The SG-4 is the latest in SBIG’s series of ground-breaking autoguiders for imaging. Indeed, SBIG’s very first product was the renowned ST-4 autoguider, introduced nearly 20 years ago. Many of the venerable stand-alone ST-4s are still being used with great success by film astrophotographers and for digital imaging with DSLRs and CCD cameras.
Now, after two decades of experience making autoguiders and unique self-guiding two-sensor cameras, SBIG has developed the single-button/easy-to-use SG-4 for those who just don't want to use a computer to guide their DSLR or non-self-guiding CCD camera during a long exposure.
The SG-4 connects to a small photoguide refractor (not supplied) that is piggy-backed onto your main scope. While it is possible to use the SG-4 in an off-axis guider, it is much easier to use it with a guide scope. Simply attach the supplied tracking cable between the SG-4 and your telescope drive's autoguider input, plug the SG-4 into a 12VDC power supply (an AC adapter is also supplied), and it’s ready to go. The SG-4 uses opto-isolated mechanical relays with a RJ-11 type 6P6C jack output, so it can be used with any equatorial mount (even the Losmandy G-11), with no external relay box needed to isolate the mount from the guider.
An RS232 port allows an initial setup for your particular scope and drive, which does require the use of a computer, after which SG-4 operation is completely independent and computer-free. SBIG chose an RS-232 interface for a variety of reasons. Since the SG-4 was not intended to be used with a computer at all times, a fast interface was not that important for normal operations like viewing images and focusing. In addition, computer users often have problems with a high speed USB connection when trying to extend the cable beyond the standard 15 feet. With the RS-232 link the SG-4 can communicate over 150 feet cable runs with no special equipment. An optional Bluetooth transmitter may be connected to the RS232 port for wireless setup and download of the image if desired.

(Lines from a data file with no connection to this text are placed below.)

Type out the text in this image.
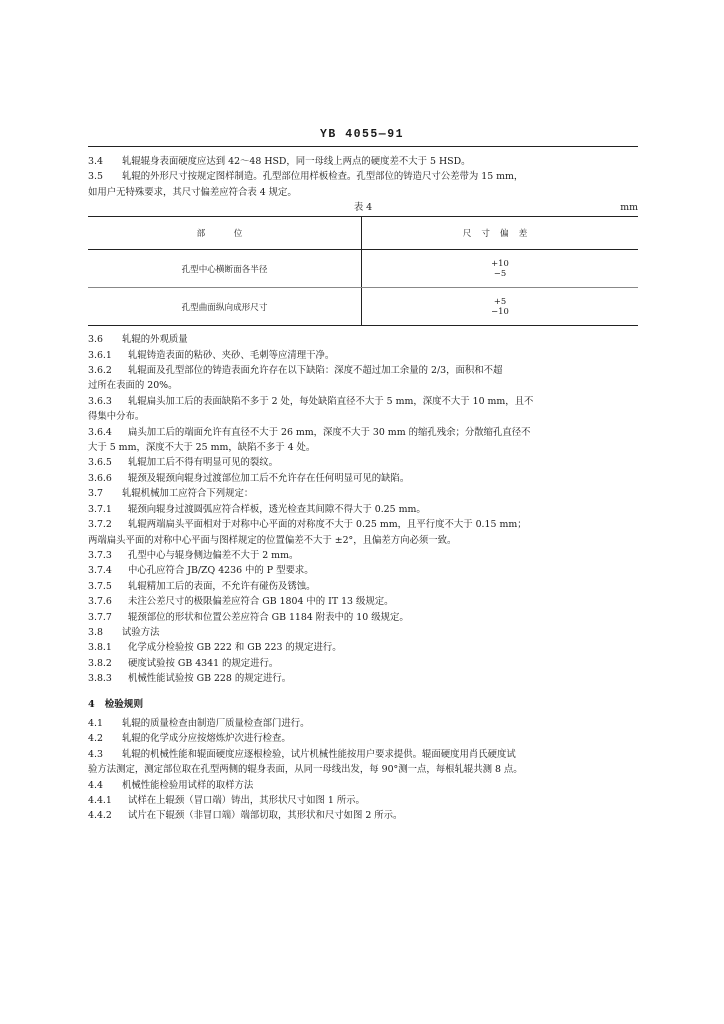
YB 4055—91
3.4 轧辊辊身表面硬度应达到 42～48 HSD，同一母线上两点的硬度差不大于 5 HSD。
3.5 轧辊的外形尺寸按规定图样制造。孔型部位用样板检查。孔型部位的铸造尺寸公差带为 15 mm，
如用户无特殊要求，其尺寸偏差应符合表 4 规定。
表 4	mm
部　位	尺寸偏差
孔型中心横断面各半径	+10
−5

孔型曲面纵向成形尺寸	+5
−10
3.6 轧辊的外观质量
3.6.1 轧辊铸造表面的粘砂、夹砂、毛刺等应清理干净。
3.6.2 轧辊面及孔型部位的铸造表面允许存在以下缺陷：深度不超过加工余量的 2/3，面积和不超
过所在表面的 20%。
3.6.3 轧辊扁头加工后的表面缺陷不多于 2 处，每处缺陷直径不大于 5 mm，深度不大于 10 mm，且不
得集中分布。
3.6.4 扁头加工后的端面允许有直径不大于 26 mm，深度不大于 30 mm 的缩孔残余；分散缩孔直径不
大于 5 mm，深度不大于 25 mm，缺陷不多于 4 处。
3.6.5 轧辊加工后不得有明显可见的裂纹。
3.6.6 辊颈及辊颈向辊身过渡部位加工后不允许存在任何明显可见的缺陷。
3.7 轧辊机械加工应符合下列规定：
3.7.1 辊颈向辊身过渡圆弧应符合样板，透光检查其间隙不得大于 0.25 mm。
3.7.2 轧辊两端扁头平面相对于对称中心平面的对称度不大于 0.25 mm，且平行度不大于 0.15 mm；
两端扁头平面的对称中心平面与图样规定的位置偏差不大于 ±2°，且偏差方向必须一致。
3.7.3 孔型中心与辊身侧边偏差不大于 2 mm。
3.7.4 中心孔应符合 JB/ZQ 4236 中的 P 型要求。
3.7.5 轧辊精加工后的表面，不允许有碰伤及锈蚀。
3.7.6 未注公差尺寸的极限偏差应符合 GB 1804 中的 IT 13 级规定。
3.7.7 辊颈部位的形状和位置公差应符合 GB 1184 附表中的 10 级规定。
3.8 试验方法
3.8.1 化学成分检验按 GB 222 和 GB 223 的规定进行。
3.8.2 硬度试验按 GB 4341 的规定进行。
3.8.3 机械性能试验按 GB 228 的规定进行。
4 检验规则
4.1 轧辊的质量检查由制造厂质量检查部门进行。
4.2 轧辊的化学成分应按熔炼炉次进行检查。
4.3 轧辊的机械性能和辊面硬度应逐根检验，试片机械性能按用户要求提供。辊面硬度用肖氏硬度试
验方法测定，测定部位取在孔型两侧的辊身表面，从同一母线出发，每 90°测一点，每根轧辊共测 8 点。
4.4 机械性能检验用试样的取样方法
4.4.1 试样在上辊颈（冒口端）铸出，其形状尺寸如图 1 所示。
4.4.2 试片在下辊颈（非冒口端）端部切取，其形状和尺寸如图 2 所示。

The SG-4 is completely stand-alone, with no computer or other external device required for operation after the initial setup. It uses a sensitive KAI-0340S CCD detector that has a 640 x 480 array of 7.4 micron pixels, with low read noise and low dark current. Minimum exposure time for guiding is 0.1 second, while the maximum exposure time is 10 seconds. The SG-4 is a true one-button device. Once it’s set up, push one button once to start it guiding and push the button a second time to turn it off when you’re through. That’s all it takes to autoguide.

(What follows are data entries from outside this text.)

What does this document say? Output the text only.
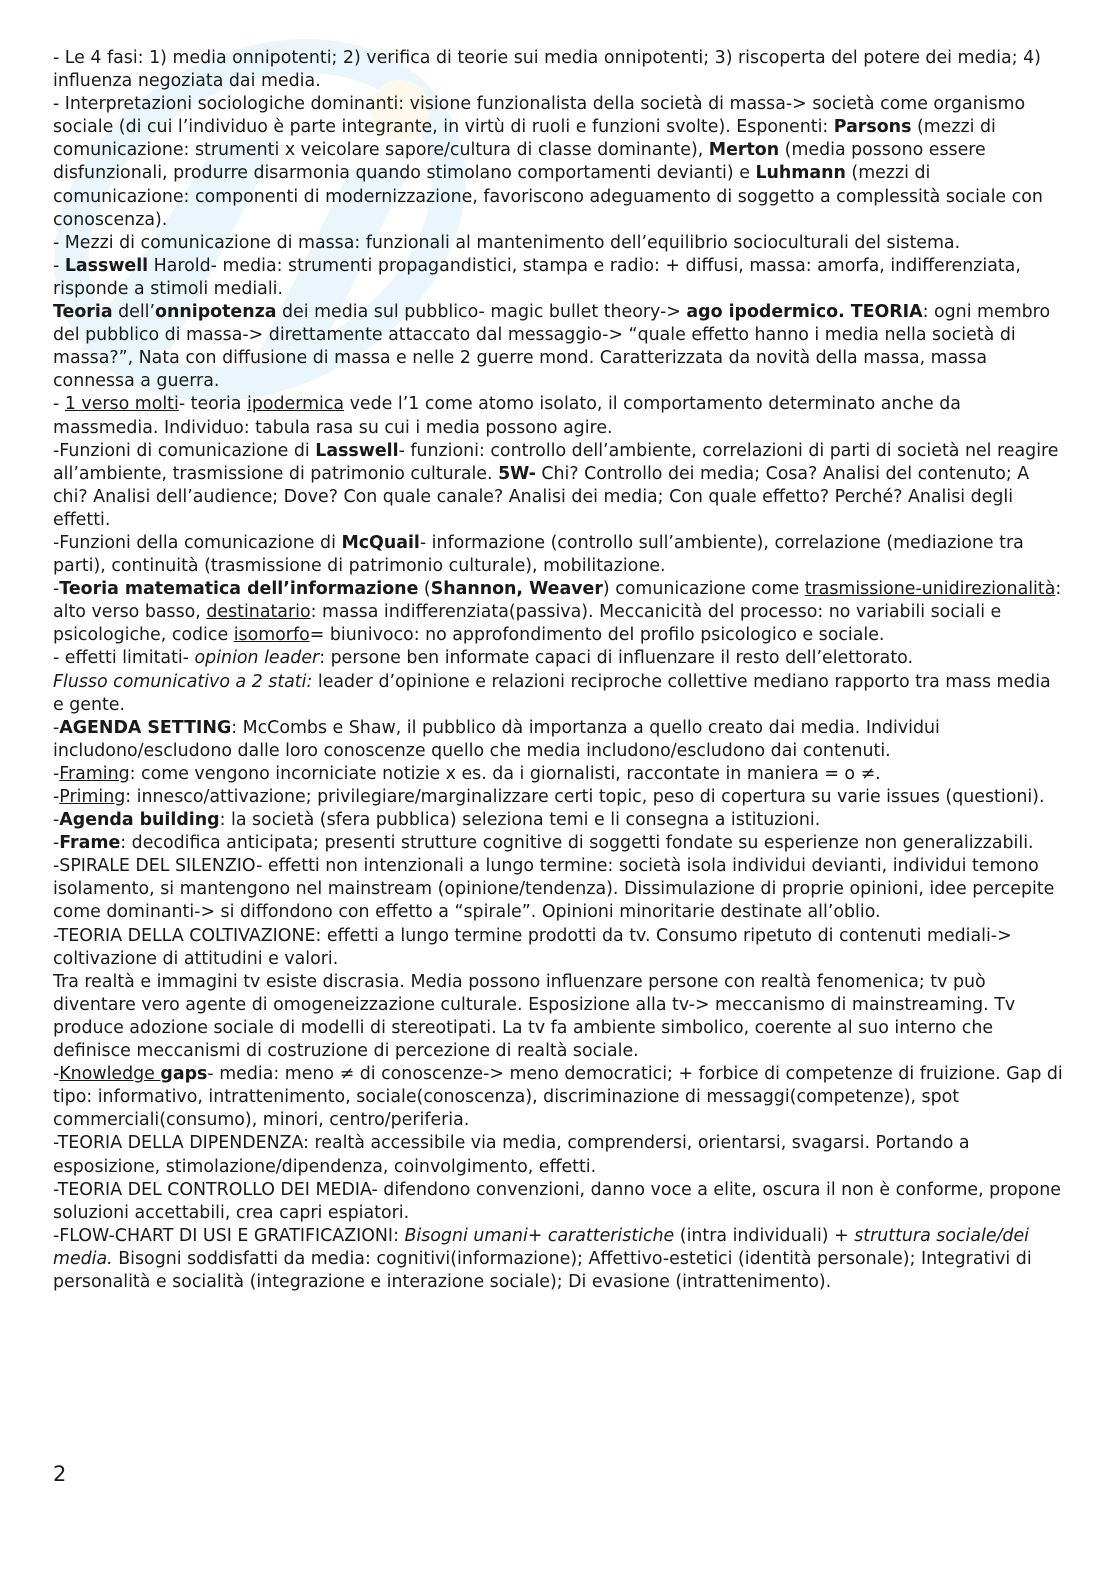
- Le 4 fasi: 1) media onnipotenti; 2) verifica di teorie sui media onnipotenti; 3) riscoperta del potere dei media; 4) influenza negoziata dai media.

- Interpretazioni sociologiche dominanti: visione funzionalista della società di massa-> società come organismo sociale (di cui l’individuo è parte integrante, in virtù di ruoli e funzioni svolte). Esponenti: Parsons (mezzi di comunicazione: strumenti x veicolare sapore/cultura di classe dominante), Merton (media possono essere disfunzionali, produrre disarmonia quando stimolano comportamenti devianti) e Luhmann (mezzi di comunicazione: componenti di modernizzazione, favoriscono adeguamento di soggetto a complessità sociale con conoscenza).

- Mezzi di comunicazione di massa: funzionali al mantenimento dell’equilibrio socioculturali del sistema.

- Lasswell Harold- media: strumenti propagandistici, stampa e radio: + diffusi, massa: amorfa, indifferenziata, risponde a stimoli mediali.

Teoria dell’onnipotenza dei media sul pubblico- magic bullet theory-> ago ipodermico. TEORIA: ogni membro del pubblico di massa-> direttamente attaccato dal messaggio-> “quale effetto hanno i media nella società di massa?”, Nata con diffusione di massa e nelle 2 guerre mond. Caratterizzata da novità della massa, massa connessa a guerra.

- 1 verso molti- teoria ipodermica vede l’1 come atomo isolato, il comportamento determinato anche da massmedia. Individuo: tabula rasa su cui i media possono agire.

-Funzioni di comunicazione di Lasswell- funzioni: controllo dell’ambiente, correlazioni di parti di società nel reagire all’ambiente, trasmissione di patrimonio culturale. 5W- Chi? Controllo dei media; Cosa? Analisi del contenuto; A chi? Analisi dell’audience; Dove? Con quale canale? Analisi dei media; Con quale effetto? Perché? Analisi degli effetti.

-Funzioni della comunicazione di McQuail- informazione (controllo sull’ambiente), correlazione (mediazione tra parti), continuità (trasmissione di patrimonio culturale), mobilitazione.

-Teoria matematica dell’informazione (Shannon, Weaver) comunicazione come trasmissione-unidirezionalità: alto verso basso, destinatario: massa indifferenziata(passiva). Meccanicità del processo: no variabili sociali e psicologiche, codice isomorfo= biunivoco: no approfondimento del profilo psicologico e sociale.

- effetti limitati- opinion leader: persone ben informate capaci di influenzare il resto dell’elettorato.

Flusso comunicativo a 2 stati: leader d’opinione e relazioni reciproche collettive mediano rapporto tra mass media e gente.

-AGENDA SETTING: McCombs e Shaw, il pubblico dà importanza a quello creato dai media. Individui includono/escludono dalle loro conoscenze quello che media includono/escludono dai contenuti.

-Framing: come vengono incorniciate notizie x es. da i giornalisti, raccontate in maniera = o ≠.

-Priming: innesco/attivazione; privilegiare/marginalizzare certi topic, peso di copertura su varie issues (questioni).

-Agenda building: la società (sfera pubblica) seleziona temi e li consegna a istituzioni.

-Frame: decodifica anticipata; presenti strutture cognitive di soggetti fondate su esperienze non generalizzabili.

-SPIRALE DEL SILENZIO- effetti non intenzionali a lungo termine: società isola individui devianti, individui temono isolamento, si mantengono nel mainstream (opinione/tendenza). Dissimulazione di proprie opinioni, idee percepite come dominanti-> si diffondono con effetto a “spirale”. Opinioni minoritarie destinate all’oblio.

-TEORIA DELLA COLTIVAZIONE: effetti a lungo termine prodotti da tv. Consumo ripetuto di contenuti mediali-> coltivazione di attitudini e valori.

Tra realtà e immagini tv esiste discrasia. Media possono influenzare persone con realtà fenomenica; tv può diventare vero agente di omogeneizzazione culturale. Esposizione alla tv-> meccanismo di mainstreaming. Tv produce adozione sociale di modelli di stereotipati. La tv fa ambiente simbolico, coerente al suo interno che definisce meccanismi di costruzione di percezione di realtà sociale.

-Knowledge gaps- media: meno ≠ di conoscenze-> meno democratici; + forbice di competenze di fruizione. Gap di tipo: informativo, intrattenimento, sociale(conoscenza), discriminazione di messaggi(competenze), spot commerciali(consumo), minori, centro/periferia.

-TEORIA DELLA DIPENDENZA: realtà accessibile via media, comprendersi, orientarsi, svagarsi. Portando a esposizione, stimolazione/dipendenza, coinvolgimento, effetti.

-TEORIA DEL CONTROLLO DEI MEDIA- difendono convenzioni, danno voce a elite, oscura il non è conforme, propone soluzioni accettabili, crea capri espiatori.

-FLOW-CHART DI USI E GRATIFICAZIONI: Bisogni umani+ caratteristiche (intra individuali) + struttura sociale/dei media. Bisogni soddisfatti da media: cognitivi(informazione); Affettivo-estetici (identità personale); Integrativi di personalità e socialità (integrazione e interazione sociale); Di evasione (intrattenimento).

2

To use the SG-4, you will need a user-supplied photoguide refractor at least 100mm in focal length. A 200 to 400mm focal length is optimal, with as fast an f/number as you can find. SBIG estimates that 95% of the time the SG-4 will find a guide star bright enough for a one second guide exposure if your guide scope focal ratio is f/7 or faster. A small, quality 60mm to 80 mm aperture refractor is recommended, and an Astro-Tech ED doublet in that size range would be an ideal choice. With a 60mm guide scope, the SG-4 can guide on stars as faint as 10th magnitude. The SG-4 mounts on your guide scope using either the 1.25” nosepiece provided with the SG-4, or the T- threads on the face of the SG-4 that are exposed when you unscrew its 1.25” nosepiece. A 2” nosepiece is available as an option for maximum connection rigidity with a guide scope having a 2” focuser.

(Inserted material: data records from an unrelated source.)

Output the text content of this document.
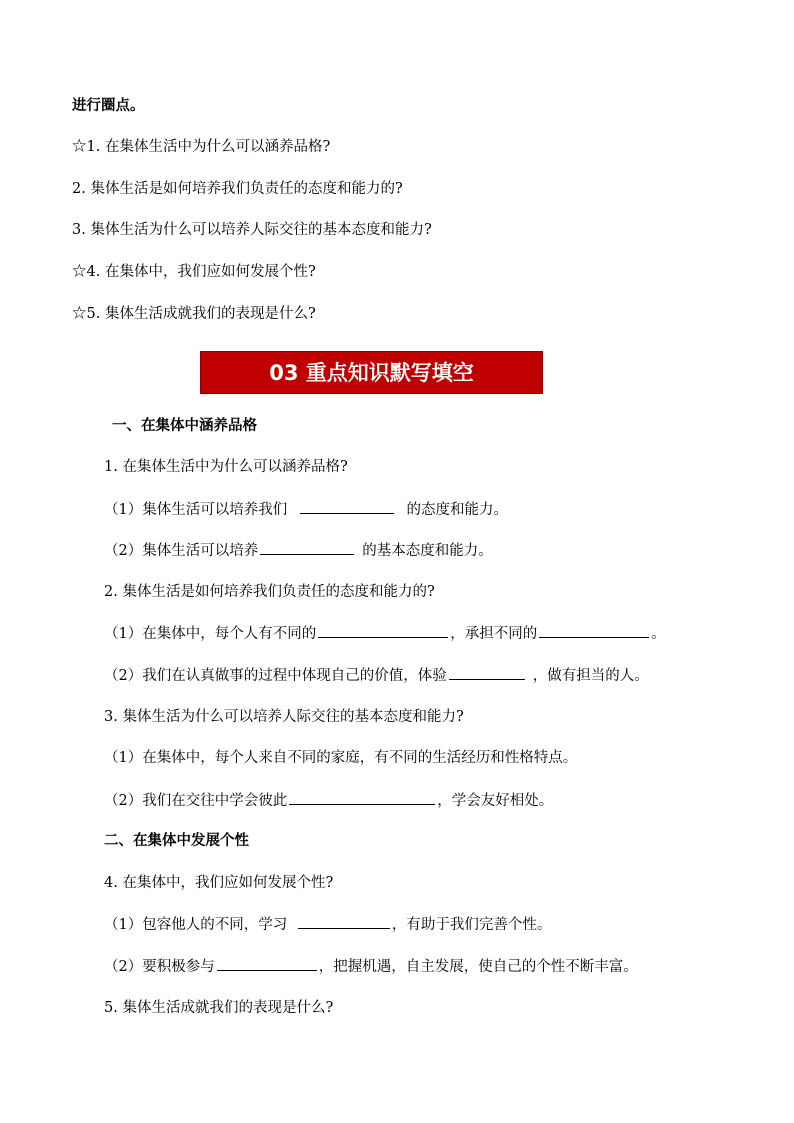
进行圈点。
☆1. 在集体生活中为什么可以涵养品格?
2. 集体生活是如何培养我们负责任的态度和能力的?
3. 集体生活为什么可以培养人际交往的基本态度和能力?
☆4. 在集体中，我们应如何发展个性?
☆5. 集体生活成就我们的表现是什么?
03 重点知识默写填空
一、在集体中涵养品格
1. 在集体生活中为什么可以涵养品格?
（1）集体生活可以培养我们	的态度和能力。
（2）集体生活可以培养	的基本态度和能力。
2. 集体生活是如何培养我们负责任的态度和能力的?
（1）在集体中，每个人有不同的	，承担不同的	。
（2）我们在认真做事的过程中体现自己的价值，体验	，做有担当的人。
3. 集体生活为什么可以培养人际交往的基本态度和能力?
（1）在集体中，每个人来自不同的家庭，有不同的生活经历和性格特点。
（2）我们在交往中学会彼此	，学会友好相处。
二、在集体中发展个性
4. 在集体中，我们应如何发展个性?
（1）包容他人的不同，学习	，有助于我们完善个性。
（2）要积极参与	，把握机遇，自主发展，使自己的个性不断丰富。
5. 集体生活成就我们的表现是什么?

There is a mechanical shutter that makes taking dark frames automatic, with no need to cover the camera or the scope by hand to capture a dark frame. Dark frames are desirable for autoguiding to remove any hot pixels that might otherwise be mistaken for stars by the guider.
There’s an RS232 port for connection to a computer for initial setup and image download, should you want to use the SG-4 for very wide field imaging through the short focal length guide scope. Even though the SG-4 is not cooled, the low read noise and low dark current of its KAI-0340S detector will let you take monochrome images with exposure times from 0.05 to 600 seconds. The full well capacity of the SG-4’s detector is 50,000e- with 16 bit A/D conversion, so the image quality will be quite good. Optional camera lens adapters are also available for imaging with C-mount lenses and Nikon SLR camera lenses.
A (user supplied) Bluetooth transmitter can also be plugged into the RS232 port for wireless setup and image download. The SG-4 will also support SBIG's new differential guiding system (patent pending) by providing power to illuminate an artificial star.
The SG-4 needs a 12VDC power supply (nominally 9-18V) with a 200 milliamp output. One of the many available 12VDC rechargeable batteries available to power telescopes and accessories in the field would be very suitable. The SG-4 comes with an unregulated universal AC power supply that converts the 100-240V 50/60Hz AC power from any household AC outlet in your back yard or observatory dome to the required 12VDC.
The SG-4 measures 4.4” x 3.8” x 2.8” in size and weighs 20 oz. (580g.) It can be used over an operating temperature range of 14 to 114 degrees Fahrenheit (-10 to +45 degrees C).